Organic Matter Chemistry in Floodplain Soils and Sediments – Implications for Uranium Retention.

Floodplains are constantly evolving depositional environments, where surficial organic rich sediments may become buried at various stages of decomposition, through sudden events such as overbank flooding and through the slower progression of river meandering. This creates a discontinuous subsurface distribution of organic rich sediments, which are often fine-grained and therefore poorly oxygenated due to diffusion limitation. The organic-rich sediments are hotspots for microbial activity and thereby central to the subsurface cycling of contaminants (e.g. U) and biologically relevant elements (e.g. C, N, P, Fe). However, the organic matter itself is poorly characterized. Consequently, little is known about the relevance of its properties for the biogeochemical processes it fuels.

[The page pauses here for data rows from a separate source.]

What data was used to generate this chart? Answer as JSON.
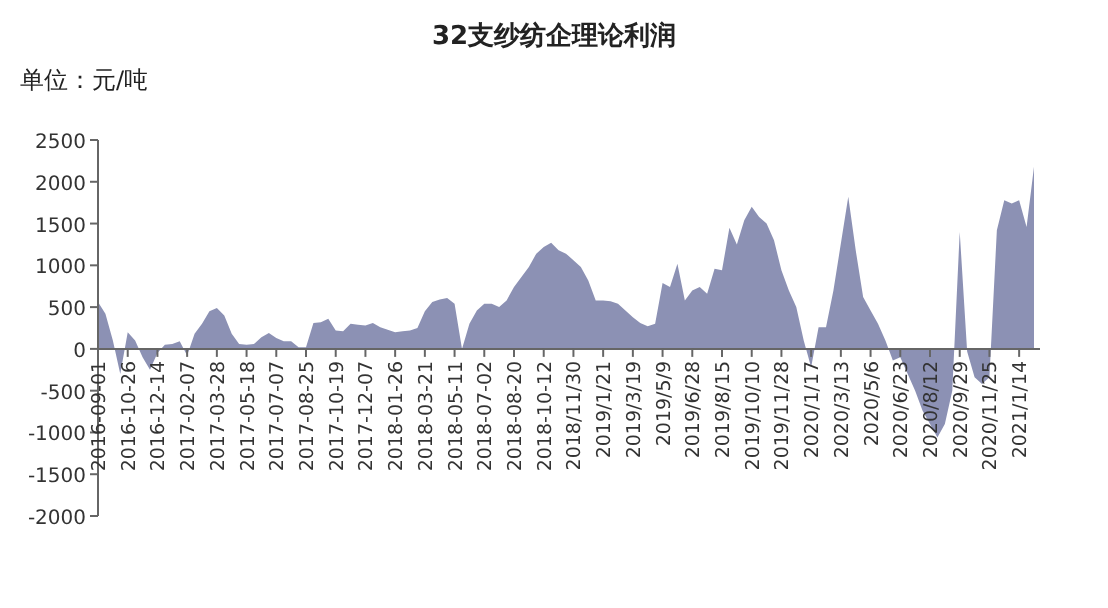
{
  "chart_data": {
    "type": "area",
    "title": "32支纱纺企理论利润",
    "annotations": [
      "单位：元/吨"
    ],
    "color": "#8c91b4",
    "categories": [
      "2016-09-01",
      null,
      null,
      null,
      "2016-10-26",
      null,
      null,
      null,
      "2016-12-14",
      null,
      null,
      null,
      "2017-02-07",
      null,
      null,
      null,
      "2017-03-28",
      null,
      null,
      null,
      "2017-05-18",
      null,
      null,
      null,
      "2017-07-07",
      null,
      null,
      null,
      "2017-08-25",
      null,
      null,
      null,
      "2017-10-19",
      null,
      null,
      null,
      "2017-12-07",
      null,
      null,
      null,
      "2018-01-26",
      null,
      null,
      null,
      "2018-03-21",
      null,
      null,
      null,
      "2018-05-11",
      null,
      null,
      null,
      "2018-07-02",
      null,
      null,
      null,
      "2018-08-20",
      null,
      null,
      null,
      "2018-10-12",
      null,
      null,
      null,
      "2018/11/30",
      null,
      null,
      null,
      "2019/1/21",
      null,
      null,
      null,
      "2019/3/19",
      null,
      null,
      null,
      "2019/5/9",
      null,
      null,
      null,
      "2019/6/28",
      null,
      null,
      null,
      "2019/8/15",
      null,
      null,
      null,
      "2019/10/10",
      null,
      null,
      null,
      "2019/11/28",
      null,
      null,
      null,
      "2020/1/17",
      null,
      null,
      null,
      "2020/3/13",
      null,
      null,
      null,
      "2020/5/6",
      null,
      null,
      null,
      "2020/6/23",
      null,
      null,
      null,
      "2020/8/12",
      null,
      null,
      null,
      "2020/9/29",
      null,
      null,
      null,
      "2020/11/25",
      null,
      null,
      null,
      "2021/1/14",
      null,
      null
    ],
    "values": [
      560,
      420,
      100,
      -300,
      200,
      100,
      -100,
      -250,
      -50,
      50,
      60,
      90,
      -80,
      180,
      300,
      450,
      490,
      400,
      180,
      60,
      50,
      60,
      140,
      190,
      130,
      90,
      90,
      20,
      20,
      310,
      320,
      360,
      220,
      210,
      300,
      290,
      280,
      310,
      260,
      230,
      200,
      210,
      220,
      250,
      450,
      560,
      590,
      610,
      540,
      0,
      300,
      460,
      540,
      540,
      500,
      580,
      740,
      860,
      980,
      1140,
      1220,
      1270,
      1180,
      1140,
      1060,
      980,
      820,
      580,
      580,
      570,
      540,
      460,
      380,
      310,
      270,
      300,
      790,
      740,
      1020,
      580,
      700,
      740,
      660,
      960,
      940,
      1450,
      1250,
      1540,
      1700,
      1580,
      1500,
      1300,
      940,
      700,
      500,
      100,
      -220,
      260,
      260,
      700,
      1260,
      1820,
      1180,
      620,
      460,
      300,
      100,
      -140,
      -100,
      -300,
      -500,
      -740,
      -900,
      -1060,
      -900,
      -500,
      1400,
      -30,
      -340,
      -420,
      -340,
      1420,
      1780,
      1740,
      1780,
      1460,
      2180
    ],
    "ylim": [
      -2000,
      2500
    ],
    "yticks": [
      -2000,
      -1500,
      -1000,
      -500,
      0,
      500,
      1000,
      1500,
      2000,
      2500
    ]
  }
}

In an investigation of soil/sediment cores from five former uranium ore processing sites on floodplains distributed across the Upper Colorado River Basin we confirmed consistent co-enrichment of U with organic-rich layers in all profiles. However, using C K-edge X-ray Absorption Spectroscopy (XAS) coupled with Fourier-Transformed Ion-Cyclotron-Resonance Mass-Spectroscopy (FT-ICR-MS) on bulk sediments and density-separated organic matter fractions, we did not detect any chemical difference in the organic rich sediments compared to the surrounding coarser-grained aquifer material within the same profile, even though there were differences in organic matter composition between the 5 sites. This suggests that U retention and reduction to U(IV) is independent of C chemical composition on the bulk scale. Instead it appears to be the abundance of organic matter in combination with reducing conditions arising from microbial decomposition in oxygen-limited environments that result in U enrichment, predominantly as non-crystalline U(IV). Thus, the chemical composition of organic matter is subordinate to the physical environment and total organic matter content for controlling U reduction and retention processes.